Deux mois après le démantèlement de la “jungle” de Calais, les migrants sont toujours là, moins nombreux. Certains sont revenus, d’autres ne sont jamais vraiment partis. Franceinfo a pu se rendre dans une famille qui héberge clandestinement des migrants.
Tous les prénoms ont été changés, à la demande des intéressés.
Elle met en avant l’enrichissement personnel que lui procure cet accueil citoyen. Avec le temps, et au fil de ses rencontres, elle a appris à parler allemand, anglais, espagnol, et à baragouiner quelques mots d’arabe et de pachtoune. Elle est persuadée qu’offrir un café peut changer le regard de quelqu’un sur notre pays.
Au premier coup de sonnette, personne n’a ouvert. Au deuxième non plus. Il a fallu un SMS – “c’est nous” – pour rassurer les habitants sur notre identité et nos intentions. Finalement, un jeune homme, mal rasé et mal réveillé, entrouve la porte de quelques centimètres, juste de quoi se glisser dans l’entrebâillement, avant de la claquer derrière nous. De cette maison de Calais (Pas-de-Calais), vous ne saurez rien, pas même la couleur de la boîte aux lettres. Question de sécurité pour ses occupants : comme elle en a pris l’habitude, Florence* y héberge gracieusement deux migrants depuis le 16 décembre. Pas facile dans une ville où la question des réfugiés a exacerbé les tensions ces dernières années.
Dans un anglais approximatif, Hassim marmonne qu’il vient du Soudan, précisément du Darfour, où la guerre fait rage depuis des années. Mineur, il a connu la “jungle” de Calais pendant un an, avant d’être mis dans un bus lors du démantèlement du camp fin octobre et placé dans un Centre d’accueil et d’orientation (CAO) dans la région. Pour finalement revenir ici : “Ma famille est en Angleterre, moi je veux juste la rejoindre là-bas.” L’histoire de Pierre est différente. Lui a fui le Cameroun il y a trois ans pour des raisons politiques. Le gaillard de 25 ans n’a jamais mis les pieds dans la “jungle”, mais il a connu la rue à Paris, “les squats”, “la débrouille”. Il n’est que de passage à Calais. “Mon projet, c’est de rester en France, pour y faire ma vie“, raconte ce demandeur d’asile.

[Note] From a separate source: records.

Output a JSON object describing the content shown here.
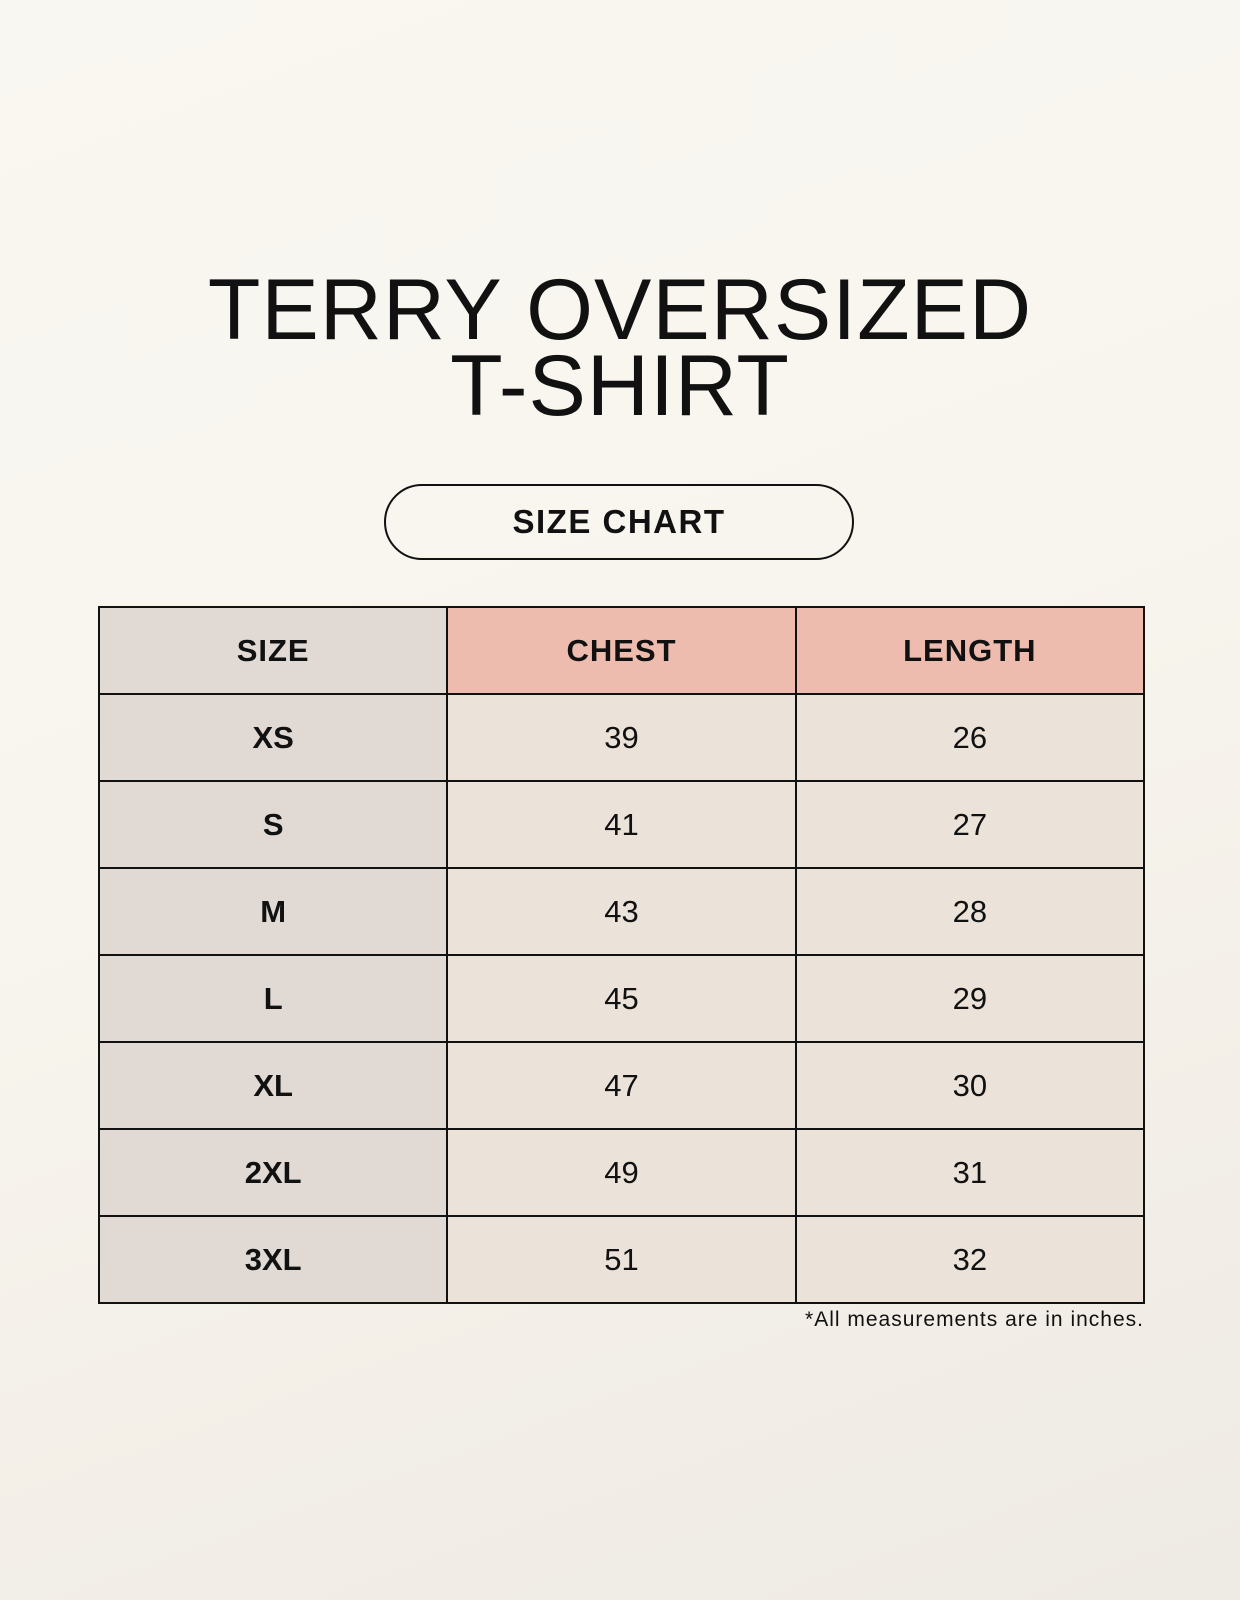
{
  "title_line1": "TERRY OVERSIZED",
  "title_line2": "T-SHIRT",
  "badge": "SIZE CHART",
  "table": {
    "headers": [
      "SIZE",
      "CHEST",
      "LENGTH"
    ],
    "rows": [
      [
        "XS",
        "39",
        "26"
      ],
      [
        "S",
        "41",
        "27"
      ],
      [
        "M",
        "43",
        "28"
      ],
      [
        "L",
        "45",
        "29"
      ],
      [
        "XL",
        "47",
        "30"
      ],
      [
        "2XL",
        "49",
        "31"
      ],
      [
        "3XL",
        "51",
        "32"
      ]
    ]
  },
  "footnote": "*All measurements are in inches.",
  "colors": {
    "header_accent": "#edbcae",
    "size_column": "#e0d9d4",
    "cell": "#ebe3da"
  }
}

Quand Florence a su que tous les deux n’avaient nulle part où dormir, elle a proposé son toit. “C’est dans ma nature. Quand je vois quelqu’un en détresse dehors, je ne peux pas ne rien faire. C’est sûrement lié au fait que j’ai beaucoup, beaucoup voyagé dans ma vie.” […]
Depuis 2013, la loi précise tout de même que les “actions humanitaires et désintéressées” menées en vue de “préserver la dignité” ne sont plus considérées comme des infractions. “Moi, je ne crains rien, dit Florence. C’est surtout par rapport à Hassim que c’est plus compliqué, étant donné qu’il est mineur. Après, c’est argument contre argument. Au moins, si l’on m’arrêtait, ça me donnerait l’occasion d’expliquer ma démarche.”
[…] Si j’avais une baguette magique, j’aimerais que chacun fasse l’expérience une fois d’aider quelqu’un, juste une fois. Ça changerait franchement les choses. Le problème, c’est que ce n’est pas encouragé politiquement.